The singer also regularly sends up tributes to Michael Jackson (the bassline of her song “End of Time” mimics that of Jackson’s “I Can’t Help It,” and choreography incorporates some classic MJ moves), and her video for “Love On Top” inspired nostalgia for those of us who grew up singing New Edition’s “If It Isn’t Love.”
Beyoncé is as much a fan of performers as she is a performer herself. And her inspirations have run the gamut from the musical Chicago, to Gwen Verndon’s “Mexican Breakfast,” to Janet Jackson’s “Rhythm Nation.” And when those inspirations are evident, as in the “Love on Top” video, fans respond positively. But it gets dicey when that inspiration comes from beyond the 50 states.

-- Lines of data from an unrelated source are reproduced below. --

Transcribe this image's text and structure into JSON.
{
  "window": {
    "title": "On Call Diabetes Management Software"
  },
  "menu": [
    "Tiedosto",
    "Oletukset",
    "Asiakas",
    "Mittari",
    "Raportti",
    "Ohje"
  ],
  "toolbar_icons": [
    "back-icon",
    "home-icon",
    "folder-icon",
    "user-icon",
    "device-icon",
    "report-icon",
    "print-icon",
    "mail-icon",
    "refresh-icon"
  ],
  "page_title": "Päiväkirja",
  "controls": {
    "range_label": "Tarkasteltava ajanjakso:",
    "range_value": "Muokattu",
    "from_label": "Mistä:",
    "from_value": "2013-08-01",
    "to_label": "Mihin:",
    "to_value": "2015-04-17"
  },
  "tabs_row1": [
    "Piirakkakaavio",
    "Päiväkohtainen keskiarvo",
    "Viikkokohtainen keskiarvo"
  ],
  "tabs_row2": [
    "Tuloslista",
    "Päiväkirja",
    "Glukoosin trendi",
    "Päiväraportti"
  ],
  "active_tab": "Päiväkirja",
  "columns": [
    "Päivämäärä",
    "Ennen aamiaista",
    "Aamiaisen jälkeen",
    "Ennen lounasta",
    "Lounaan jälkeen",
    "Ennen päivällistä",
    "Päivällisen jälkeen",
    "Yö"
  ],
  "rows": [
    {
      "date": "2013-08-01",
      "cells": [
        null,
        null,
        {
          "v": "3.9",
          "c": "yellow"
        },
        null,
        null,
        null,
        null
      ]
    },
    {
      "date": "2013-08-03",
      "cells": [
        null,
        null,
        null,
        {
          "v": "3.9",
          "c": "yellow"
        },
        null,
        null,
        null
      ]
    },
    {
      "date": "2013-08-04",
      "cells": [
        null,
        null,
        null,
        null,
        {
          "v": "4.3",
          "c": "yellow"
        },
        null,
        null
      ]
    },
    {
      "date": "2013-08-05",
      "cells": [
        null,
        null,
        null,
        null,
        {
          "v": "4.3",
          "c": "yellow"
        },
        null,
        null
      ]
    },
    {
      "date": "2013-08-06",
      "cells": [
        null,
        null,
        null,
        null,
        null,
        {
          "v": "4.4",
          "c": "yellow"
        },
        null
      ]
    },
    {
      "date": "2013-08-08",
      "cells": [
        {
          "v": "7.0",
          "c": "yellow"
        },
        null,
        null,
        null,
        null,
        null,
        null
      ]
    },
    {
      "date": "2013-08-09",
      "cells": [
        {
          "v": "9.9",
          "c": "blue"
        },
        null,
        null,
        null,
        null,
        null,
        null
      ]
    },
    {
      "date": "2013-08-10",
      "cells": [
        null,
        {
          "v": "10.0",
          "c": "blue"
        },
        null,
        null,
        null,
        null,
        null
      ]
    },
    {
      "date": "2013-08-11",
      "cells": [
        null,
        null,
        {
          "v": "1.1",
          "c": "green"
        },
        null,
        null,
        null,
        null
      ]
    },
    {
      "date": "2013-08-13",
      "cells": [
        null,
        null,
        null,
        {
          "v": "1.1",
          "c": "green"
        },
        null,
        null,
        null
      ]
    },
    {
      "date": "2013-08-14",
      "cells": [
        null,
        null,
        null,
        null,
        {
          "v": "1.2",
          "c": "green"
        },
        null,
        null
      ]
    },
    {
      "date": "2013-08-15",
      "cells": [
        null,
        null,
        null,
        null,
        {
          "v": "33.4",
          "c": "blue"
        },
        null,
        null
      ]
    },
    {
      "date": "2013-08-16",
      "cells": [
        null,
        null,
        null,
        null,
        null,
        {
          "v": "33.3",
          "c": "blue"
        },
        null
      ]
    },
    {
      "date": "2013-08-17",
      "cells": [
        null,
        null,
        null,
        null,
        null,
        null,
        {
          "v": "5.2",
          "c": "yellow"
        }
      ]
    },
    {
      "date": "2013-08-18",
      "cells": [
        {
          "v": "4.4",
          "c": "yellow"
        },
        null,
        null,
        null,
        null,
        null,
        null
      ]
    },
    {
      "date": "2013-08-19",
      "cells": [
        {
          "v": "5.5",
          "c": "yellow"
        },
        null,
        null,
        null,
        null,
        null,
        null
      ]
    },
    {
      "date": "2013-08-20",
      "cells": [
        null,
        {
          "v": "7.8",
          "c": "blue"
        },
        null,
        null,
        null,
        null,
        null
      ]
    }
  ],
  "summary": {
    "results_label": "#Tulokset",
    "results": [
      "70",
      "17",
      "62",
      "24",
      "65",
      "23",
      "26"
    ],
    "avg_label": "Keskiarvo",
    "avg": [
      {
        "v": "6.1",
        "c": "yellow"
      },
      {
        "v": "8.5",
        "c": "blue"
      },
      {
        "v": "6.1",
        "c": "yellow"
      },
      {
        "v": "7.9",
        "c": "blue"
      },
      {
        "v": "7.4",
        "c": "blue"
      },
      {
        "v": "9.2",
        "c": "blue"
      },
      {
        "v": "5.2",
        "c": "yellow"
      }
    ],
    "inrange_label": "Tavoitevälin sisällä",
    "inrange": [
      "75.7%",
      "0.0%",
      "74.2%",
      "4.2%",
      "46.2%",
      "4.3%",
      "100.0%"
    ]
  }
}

Beyoncé is a world-traveled musician, and there’s no doubt she has picked up as many ideas abroad as she has stateside. Her mistake then, is not realizing that her fans may not be as familiar with Lorella Cuccarini as they are with Tina Turner, and that they may feel duped when they find out their new favorite Beyoncé video isn’t really new at all.
And in the worlds of art, music, dance and fashion, that’s how it always is. Everything new is old again. Even Michael Jackson, the man regarded as the greatest performer of our time, borrowed from his inspirations. He learned to dance from Jackie Wilson and James Brown, and to this day, breakdancer Michael “Boogaloo Shrimp” Chambers insists that the moonwalk existed long before Jackson’s legendary performance at Motown 25.
For fans, it was disappointing to learn that the Beyoncé’s Billboard Awards performance wasn’t one she developed herself. Still, it remained no less amazing to watch. And if there’s a positive to be seen in Beyonce’s Xerox habit, it’s that she’s is exposing her audience to, quite literally, a world of entertainment.
As for Khia, many things can be seen as unique and innovative. A pool party is not among them. And if Beyonce suddenly shares that she is, in fact, inspired by a one-hit-wonder rapper whose only song was a profane ode to oral sex, then music fans are in more trouble than we thought.